# Not compact embedding

• Nov 20th 2011, 01:44 AM
AlexanderW
Not compact embedding
Hi,

how to prove, that for $\displaystyle n=1$ and $\displaystyle \Omega:=(0,1)$ the embedding $\displaystyle C^0(\overline{\Omega}) \to L^2(\Omega)$ is not compact?

I've got a hint, to use the sequence $\displaystyle f_k(x)=\sin(\pi k x)$ with $\displaystyle k \in \mathbb N$. So, I should prove, that the space is not sequentially compact.

Please can you help me?

Bye,
Alexander
• Nov 20th 2011, 04:03 AM
girdav
Re: Not compact embedding
The sequence $\displaystyle \{f_k\}$ is weakly convergent in $\displaystyle C^0(\overline{\Omega})$ but it's not strongly convergent in $\displaystyle L^2(\Omega)$.
• Nov 20th 2011, 02:13 PM
Jose27
Re: Not compact embedding
An argument without weak topologies would be: $\displaystyle \| f_k\| _{C^0} = 1$, but $\displaystyle \| f_k\|_{L^2} = 2\pi$ (I think, haven't checked this is the correct value, the fact is that this norm is constant) and $\displaystyle f_k$ is orthogonal in $\displaystyle L^2$.
• Nov 21st 2011, 02:32 AM
AlexanderW
Re: Not compact embedding
Hi,
thank you for your hints. By definition, a sequence $\displaystyle \{x_k\}$ in a banach space $\displaystyle X$ is weakly convergent to an element $\displaystyle x\in X$ , if $\displaystyle f(x_k) \to f(x)$ for every $\displaystyle f \in X^*$, where $\displaystyle X^*$ denotes the dual space of $\displaystyle X$.

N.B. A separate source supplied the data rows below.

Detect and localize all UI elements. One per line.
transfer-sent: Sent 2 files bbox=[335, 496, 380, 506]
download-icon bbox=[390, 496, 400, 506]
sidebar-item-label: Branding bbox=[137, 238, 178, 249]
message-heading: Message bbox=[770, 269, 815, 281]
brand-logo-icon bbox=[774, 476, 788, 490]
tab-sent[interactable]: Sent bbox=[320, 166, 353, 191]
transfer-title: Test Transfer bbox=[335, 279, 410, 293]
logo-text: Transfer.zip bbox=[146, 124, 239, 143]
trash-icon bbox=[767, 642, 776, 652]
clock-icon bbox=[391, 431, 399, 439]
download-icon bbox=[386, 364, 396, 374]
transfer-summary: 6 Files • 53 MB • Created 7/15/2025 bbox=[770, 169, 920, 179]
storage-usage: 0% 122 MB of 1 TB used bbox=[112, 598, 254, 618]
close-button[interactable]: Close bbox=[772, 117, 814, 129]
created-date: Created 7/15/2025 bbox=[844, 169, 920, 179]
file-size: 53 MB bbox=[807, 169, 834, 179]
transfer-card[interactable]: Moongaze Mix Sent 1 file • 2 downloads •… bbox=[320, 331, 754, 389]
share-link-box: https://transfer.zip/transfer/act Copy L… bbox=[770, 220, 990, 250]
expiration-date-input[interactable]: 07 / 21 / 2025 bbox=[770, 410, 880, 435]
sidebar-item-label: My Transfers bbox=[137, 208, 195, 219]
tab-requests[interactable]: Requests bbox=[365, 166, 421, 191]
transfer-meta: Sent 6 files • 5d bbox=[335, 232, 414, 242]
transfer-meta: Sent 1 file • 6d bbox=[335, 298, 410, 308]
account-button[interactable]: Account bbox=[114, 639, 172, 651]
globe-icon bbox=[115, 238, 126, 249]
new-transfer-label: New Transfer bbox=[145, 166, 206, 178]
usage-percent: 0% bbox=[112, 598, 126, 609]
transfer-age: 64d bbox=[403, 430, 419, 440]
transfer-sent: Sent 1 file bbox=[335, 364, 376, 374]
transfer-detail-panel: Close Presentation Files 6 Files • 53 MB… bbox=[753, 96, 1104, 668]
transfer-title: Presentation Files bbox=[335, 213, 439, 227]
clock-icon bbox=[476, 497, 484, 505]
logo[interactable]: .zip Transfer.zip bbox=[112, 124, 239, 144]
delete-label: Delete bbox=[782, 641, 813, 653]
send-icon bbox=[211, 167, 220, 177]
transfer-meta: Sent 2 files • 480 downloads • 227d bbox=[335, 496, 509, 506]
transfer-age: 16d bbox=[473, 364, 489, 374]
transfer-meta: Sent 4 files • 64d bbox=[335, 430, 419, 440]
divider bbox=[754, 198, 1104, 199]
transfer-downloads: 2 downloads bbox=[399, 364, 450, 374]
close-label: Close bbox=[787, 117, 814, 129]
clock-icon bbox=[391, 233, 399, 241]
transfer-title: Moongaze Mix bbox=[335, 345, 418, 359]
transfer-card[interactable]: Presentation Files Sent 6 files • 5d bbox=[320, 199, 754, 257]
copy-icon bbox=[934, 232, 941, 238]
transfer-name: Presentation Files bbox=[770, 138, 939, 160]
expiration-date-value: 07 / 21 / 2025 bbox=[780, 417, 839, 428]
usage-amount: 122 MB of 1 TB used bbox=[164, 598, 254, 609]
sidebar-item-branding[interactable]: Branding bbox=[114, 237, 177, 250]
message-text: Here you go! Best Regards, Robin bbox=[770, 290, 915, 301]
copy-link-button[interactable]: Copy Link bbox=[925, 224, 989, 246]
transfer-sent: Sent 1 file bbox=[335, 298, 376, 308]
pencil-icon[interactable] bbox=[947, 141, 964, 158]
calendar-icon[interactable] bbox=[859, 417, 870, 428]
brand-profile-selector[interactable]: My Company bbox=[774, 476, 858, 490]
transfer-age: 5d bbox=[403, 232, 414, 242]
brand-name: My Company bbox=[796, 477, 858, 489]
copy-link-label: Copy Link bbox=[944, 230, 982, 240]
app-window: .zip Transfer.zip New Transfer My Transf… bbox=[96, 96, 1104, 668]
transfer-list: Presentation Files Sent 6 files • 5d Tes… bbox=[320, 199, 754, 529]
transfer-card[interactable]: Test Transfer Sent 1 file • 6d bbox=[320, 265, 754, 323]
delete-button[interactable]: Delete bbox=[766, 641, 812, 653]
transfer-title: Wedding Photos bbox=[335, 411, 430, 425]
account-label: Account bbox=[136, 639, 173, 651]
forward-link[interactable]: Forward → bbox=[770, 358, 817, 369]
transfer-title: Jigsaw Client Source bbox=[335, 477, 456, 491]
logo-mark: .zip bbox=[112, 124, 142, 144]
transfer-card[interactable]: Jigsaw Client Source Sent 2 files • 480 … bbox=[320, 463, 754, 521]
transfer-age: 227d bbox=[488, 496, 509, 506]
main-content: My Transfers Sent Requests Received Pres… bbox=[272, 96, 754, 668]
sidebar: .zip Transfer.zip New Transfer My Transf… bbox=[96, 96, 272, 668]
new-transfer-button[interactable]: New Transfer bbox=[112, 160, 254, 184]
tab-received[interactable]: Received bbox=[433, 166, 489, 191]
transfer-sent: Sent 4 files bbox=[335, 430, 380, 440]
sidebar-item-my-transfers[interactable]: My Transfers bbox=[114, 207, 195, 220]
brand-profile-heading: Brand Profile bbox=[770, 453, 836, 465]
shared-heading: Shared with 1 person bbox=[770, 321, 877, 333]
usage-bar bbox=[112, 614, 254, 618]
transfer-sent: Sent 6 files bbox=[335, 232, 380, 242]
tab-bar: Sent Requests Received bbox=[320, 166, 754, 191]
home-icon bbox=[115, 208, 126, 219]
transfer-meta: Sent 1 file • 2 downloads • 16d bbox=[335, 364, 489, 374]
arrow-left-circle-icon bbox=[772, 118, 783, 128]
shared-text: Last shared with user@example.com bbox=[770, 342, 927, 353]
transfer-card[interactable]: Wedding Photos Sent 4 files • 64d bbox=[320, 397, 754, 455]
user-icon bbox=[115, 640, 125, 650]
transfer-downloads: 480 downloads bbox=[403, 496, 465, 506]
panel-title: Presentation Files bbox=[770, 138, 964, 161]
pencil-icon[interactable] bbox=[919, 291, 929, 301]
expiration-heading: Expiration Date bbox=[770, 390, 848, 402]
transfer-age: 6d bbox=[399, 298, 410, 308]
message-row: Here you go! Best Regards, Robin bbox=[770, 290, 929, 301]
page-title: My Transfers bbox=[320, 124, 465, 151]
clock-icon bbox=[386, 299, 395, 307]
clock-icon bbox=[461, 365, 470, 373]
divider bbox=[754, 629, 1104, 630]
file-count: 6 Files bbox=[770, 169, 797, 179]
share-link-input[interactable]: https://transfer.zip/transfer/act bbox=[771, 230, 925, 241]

The dual space of $\displaystyle C^0([0,1])$ is the space of all linear functions $\displaystyle C^0([0,1]) \to \mathbb R$. So I have to prove that there exists a $\displaystyle f$, with $\displaystyle g(f_k)= g(\sin (\pi k))\rightarrow g(f)$ for all $\displaystyle g:C^0([0,1]) \to \mathbb R$ ?
($\displaystyle f_k(x)=\sin(\pi k x)$)
How to find this $\displaystyle f$?

Now to the other statement:
Do I have to prove that there is no $\displaystyle \widetilde{f}$ with $\displaystyle \left \| \sin(\pi k) - \widetilde{f}\right \|_2 \to 0$ ?

Bye,
Alexander
• Nov 21st 2011, 12:59 PM
girdav
Re: Not compact embedding
You can show that $\displaystyle \{f_k\}$ converges weakly to $\displaystyle 0$. Then use the characterization of the dual space of $\displaystyle C^0(\overline{\Omega})$.